What: Shares of online auction marketplace operator Liquidity Services sank 10% today after its preliminary quarterly results and full-year outlook disappointed Wall Street.
So what: The stock has been crushed over the past year on rapidly slowing growth, and today's third-quarter outlook -- EPS of $0.43-$0.45 versus previous guidance of $0.49-$0.54 -- coupled with downbeat sentiment for the full year only reinforces those worries. On the bright side, management expects operating margins to continue to expand, suggesting that the company's competitive position and ability to grow profitably remain intact.

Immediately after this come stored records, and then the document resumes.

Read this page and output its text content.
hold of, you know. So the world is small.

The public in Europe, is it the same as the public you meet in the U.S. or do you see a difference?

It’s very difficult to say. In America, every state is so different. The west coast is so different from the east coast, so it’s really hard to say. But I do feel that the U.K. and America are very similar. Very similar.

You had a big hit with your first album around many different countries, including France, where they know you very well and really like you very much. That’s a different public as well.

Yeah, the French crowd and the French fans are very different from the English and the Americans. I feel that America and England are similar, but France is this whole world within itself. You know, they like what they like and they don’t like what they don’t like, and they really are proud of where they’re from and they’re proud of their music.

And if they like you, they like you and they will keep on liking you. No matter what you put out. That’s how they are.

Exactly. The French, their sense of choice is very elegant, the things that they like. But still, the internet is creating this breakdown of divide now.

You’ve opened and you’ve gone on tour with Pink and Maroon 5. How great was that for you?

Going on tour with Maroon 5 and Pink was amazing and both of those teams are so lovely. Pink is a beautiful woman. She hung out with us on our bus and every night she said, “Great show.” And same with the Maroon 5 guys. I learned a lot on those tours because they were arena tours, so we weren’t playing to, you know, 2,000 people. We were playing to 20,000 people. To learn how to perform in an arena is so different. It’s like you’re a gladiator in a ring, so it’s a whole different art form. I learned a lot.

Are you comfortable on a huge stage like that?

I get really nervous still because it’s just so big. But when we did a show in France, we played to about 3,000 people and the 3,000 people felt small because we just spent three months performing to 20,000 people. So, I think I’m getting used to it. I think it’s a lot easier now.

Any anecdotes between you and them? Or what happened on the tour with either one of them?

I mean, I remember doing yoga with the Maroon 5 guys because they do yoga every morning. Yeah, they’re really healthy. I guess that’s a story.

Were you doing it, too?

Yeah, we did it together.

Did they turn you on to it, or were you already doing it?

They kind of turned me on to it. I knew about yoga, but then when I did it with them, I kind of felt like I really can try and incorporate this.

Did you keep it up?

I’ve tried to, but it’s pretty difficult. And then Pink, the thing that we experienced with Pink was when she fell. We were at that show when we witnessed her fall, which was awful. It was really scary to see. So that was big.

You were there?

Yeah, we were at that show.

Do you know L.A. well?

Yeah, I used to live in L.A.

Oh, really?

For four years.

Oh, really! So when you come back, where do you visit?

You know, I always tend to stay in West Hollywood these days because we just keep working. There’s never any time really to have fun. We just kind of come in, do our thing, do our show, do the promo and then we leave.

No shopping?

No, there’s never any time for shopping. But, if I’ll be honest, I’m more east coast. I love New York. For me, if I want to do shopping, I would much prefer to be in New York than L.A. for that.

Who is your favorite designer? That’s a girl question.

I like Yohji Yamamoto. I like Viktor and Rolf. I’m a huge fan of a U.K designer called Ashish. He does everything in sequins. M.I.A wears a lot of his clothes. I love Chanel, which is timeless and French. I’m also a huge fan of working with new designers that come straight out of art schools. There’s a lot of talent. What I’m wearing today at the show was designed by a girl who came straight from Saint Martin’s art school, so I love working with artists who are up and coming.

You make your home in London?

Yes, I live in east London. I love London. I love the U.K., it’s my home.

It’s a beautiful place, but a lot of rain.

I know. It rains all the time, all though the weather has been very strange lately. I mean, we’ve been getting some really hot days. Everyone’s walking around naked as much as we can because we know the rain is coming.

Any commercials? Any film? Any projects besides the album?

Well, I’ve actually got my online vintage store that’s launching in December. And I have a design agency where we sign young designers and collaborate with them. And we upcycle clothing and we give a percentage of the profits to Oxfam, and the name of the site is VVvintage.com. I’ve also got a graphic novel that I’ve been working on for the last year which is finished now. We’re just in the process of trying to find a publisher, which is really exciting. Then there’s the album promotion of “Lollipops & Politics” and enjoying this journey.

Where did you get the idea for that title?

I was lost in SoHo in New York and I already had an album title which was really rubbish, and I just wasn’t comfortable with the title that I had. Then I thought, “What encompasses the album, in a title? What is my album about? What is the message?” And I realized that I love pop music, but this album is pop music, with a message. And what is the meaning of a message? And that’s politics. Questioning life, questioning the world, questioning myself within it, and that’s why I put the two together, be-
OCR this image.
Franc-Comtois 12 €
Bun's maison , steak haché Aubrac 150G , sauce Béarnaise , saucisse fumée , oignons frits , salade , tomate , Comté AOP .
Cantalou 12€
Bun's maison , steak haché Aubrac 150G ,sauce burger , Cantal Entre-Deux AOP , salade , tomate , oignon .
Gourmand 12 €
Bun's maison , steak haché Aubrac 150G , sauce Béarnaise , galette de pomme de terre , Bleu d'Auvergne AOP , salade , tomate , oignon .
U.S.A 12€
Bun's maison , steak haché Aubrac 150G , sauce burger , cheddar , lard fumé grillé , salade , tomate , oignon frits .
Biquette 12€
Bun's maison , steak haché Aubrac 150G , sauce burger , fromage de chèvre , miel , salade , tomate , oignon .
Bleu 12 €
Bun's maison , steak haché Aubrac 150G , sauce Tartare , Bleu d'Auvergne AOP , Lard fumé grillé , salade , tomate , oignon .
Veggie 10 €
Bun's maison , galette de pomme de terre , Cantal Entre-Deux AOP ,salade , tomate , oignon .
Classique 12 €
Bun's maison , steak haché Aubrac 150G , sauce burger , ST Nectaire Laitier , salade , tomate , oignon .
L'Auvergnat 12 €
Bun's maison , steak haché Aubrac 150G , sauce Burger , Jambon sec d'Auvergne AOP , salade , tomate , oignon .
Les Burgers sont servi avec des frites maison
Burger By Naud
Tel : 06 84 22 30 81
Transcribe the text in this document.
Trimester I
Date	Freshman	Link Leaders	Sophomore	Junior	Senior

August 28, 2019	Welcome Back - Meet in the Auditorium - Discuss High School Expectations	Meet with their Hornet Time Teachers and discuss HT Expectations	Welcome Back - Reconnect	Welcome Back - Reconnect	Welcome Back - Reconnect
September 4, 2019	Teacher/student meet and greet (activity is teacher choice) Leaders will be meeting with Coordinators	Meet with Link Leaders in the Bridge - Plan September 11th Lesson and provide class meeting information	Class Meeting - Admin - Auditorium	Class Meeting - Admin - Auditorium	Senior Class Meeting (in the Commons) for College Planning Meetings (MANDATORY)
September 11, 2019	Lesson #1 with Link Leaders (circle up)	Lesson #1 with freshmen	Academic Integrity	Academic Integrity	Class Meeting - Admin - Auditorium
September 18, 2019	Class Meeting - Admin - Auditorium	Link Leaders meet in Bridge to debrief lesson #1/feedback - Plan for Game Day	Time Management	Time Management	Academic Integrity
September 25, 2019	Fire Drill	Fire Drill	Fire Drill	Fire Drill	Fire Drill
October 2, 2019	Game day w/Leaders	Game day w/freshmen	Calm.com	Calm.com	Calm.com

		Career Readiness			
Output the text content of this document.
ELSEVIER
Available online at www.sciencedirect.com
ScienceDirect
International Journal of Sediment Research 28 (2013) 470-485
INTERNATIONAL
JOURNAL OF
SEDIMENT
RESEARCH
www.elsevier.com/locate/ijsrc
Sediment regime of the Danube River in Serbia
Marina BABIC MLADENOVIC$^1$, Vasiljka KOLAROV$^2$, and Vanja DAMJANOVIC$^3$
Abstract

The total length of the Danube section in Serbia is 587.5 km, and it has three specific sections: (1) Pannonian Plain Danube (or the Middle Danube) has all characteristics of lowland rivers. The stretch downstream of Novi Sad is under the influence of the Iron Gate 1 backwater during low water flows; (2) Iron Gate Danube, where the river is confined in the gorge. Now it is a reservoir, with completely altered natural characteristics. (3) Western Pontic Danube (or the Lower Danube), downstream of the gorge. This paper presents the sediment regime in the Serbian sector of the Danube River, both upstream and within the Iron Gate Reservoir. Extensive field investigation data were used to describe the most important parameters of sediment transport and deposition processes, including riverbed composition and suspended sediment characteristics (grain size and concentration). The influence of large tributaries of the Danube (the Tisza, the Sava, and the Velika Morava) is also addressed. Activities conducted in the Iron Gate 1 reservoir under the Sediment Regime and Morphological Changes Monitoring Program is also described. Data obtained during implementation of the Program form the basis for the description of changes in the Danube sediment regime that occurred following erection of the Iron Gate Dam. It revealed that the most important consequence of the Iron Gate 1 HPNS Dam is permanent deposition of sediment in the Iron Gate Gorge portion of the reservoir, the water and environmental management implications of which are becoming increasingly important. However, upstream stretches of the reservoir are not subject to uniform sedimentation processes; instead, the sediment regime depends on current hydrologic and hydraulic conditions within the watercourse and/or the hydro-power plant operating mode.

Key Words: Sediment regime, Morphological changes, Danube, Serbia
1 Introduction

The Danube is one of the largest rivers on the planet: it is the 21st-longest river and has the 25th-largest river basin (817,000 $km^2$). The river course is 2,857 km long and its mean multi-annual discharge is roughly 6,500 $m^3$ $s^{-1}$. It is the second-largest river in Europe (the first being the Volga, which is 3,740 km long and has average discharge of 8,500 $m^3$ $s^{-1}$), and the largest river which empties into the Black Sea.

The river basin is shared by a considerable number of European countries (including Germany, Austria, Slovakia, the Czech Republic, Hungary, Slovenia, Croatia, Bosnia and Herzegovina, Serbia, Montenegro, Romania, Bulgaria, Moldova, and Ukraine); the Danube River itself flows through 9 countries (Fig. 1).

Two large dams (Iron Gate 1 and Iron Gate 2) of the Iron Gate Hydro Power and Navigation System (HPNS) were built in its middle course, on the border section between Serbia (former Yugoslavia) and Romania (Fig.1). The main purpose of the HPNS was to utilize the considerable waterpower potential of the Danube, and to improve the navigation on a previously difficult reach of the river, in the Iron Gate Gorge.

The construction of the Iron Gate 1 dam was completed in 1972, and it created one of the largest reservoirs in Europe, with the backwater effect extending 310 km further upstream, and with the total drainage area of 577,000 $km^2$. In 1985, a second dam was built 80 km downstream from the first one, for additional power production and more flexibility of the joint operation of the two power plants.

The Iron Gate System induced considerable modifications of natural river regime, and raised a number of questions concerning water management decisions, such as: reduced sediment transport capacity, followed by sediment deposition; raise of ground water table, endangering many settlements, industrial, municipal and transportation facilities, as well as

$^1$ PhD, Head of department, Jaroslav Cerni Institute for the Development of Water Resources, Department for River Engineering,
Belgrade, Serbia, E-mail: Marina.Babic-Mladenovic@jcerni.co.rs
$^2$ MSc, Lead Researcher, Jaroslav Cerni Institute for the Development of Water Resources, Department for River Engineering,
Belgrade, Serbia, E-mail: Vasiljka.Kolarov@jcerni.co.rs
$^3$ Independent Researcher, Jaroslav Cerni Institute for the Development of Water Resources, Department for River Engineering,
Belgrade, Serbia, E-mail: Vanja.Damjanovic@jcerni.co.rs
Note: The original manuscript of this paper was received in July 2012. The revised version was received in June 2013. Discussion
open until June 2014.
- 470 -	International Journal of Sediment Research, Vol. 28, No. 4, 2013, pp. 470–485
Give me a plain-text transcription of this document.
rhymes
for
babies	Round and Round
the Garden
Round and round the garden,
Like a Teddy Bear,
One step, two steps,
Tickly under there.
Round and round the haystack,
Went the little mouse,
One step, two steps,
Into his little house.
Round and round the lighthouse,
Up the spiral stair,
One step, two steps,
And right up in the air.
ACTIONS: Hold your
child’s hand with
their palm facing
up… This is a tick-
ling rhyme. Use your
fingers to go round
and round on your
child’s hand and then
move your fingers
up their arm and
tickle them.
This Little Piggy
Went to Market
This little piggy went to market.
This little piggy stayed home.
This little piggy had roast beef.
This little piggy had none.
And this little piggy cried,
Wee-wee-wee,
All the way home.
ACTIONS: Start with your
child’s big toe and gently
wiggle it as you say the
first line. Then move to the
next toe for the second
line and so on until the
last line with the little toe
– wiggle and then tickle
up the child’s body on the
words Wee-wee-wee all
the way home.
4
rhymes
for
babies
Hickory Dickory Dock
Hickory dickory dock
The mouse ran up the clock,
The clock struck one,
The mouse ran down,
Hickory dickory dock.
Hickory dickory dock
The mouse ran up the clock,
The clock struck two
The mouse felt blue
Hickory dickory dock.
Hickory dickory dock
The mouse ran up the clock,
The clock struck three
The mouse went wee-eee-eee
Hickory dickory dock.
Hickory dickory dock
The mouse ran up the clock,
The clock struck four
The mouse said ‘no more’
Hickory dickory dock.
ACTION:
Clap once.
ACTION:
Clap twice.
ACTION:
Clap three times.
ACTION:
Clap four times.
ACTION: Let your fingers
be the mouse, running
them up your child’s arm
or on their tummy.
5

Now what: On its earnings call on August 7, management expects to lower its full-year guidance for gross merchandise volume, adjusted EBITDA, and adjusted EPS. "Fundamentally, we are confident in our competitive position and our ability to achieve attractive organic growth over the next several years," said Chairman and CEO Bill Angrick. "However, in the short term, results have been less predictable and pressured due to significant integration efforts and the timing of new large programs coming on line in our retail supply chain vertical." More important, with the stock now off 50% from its 52-week highs and trading at a forward P/E of about 11, much of those short-term troubles might already be baked into the valuation.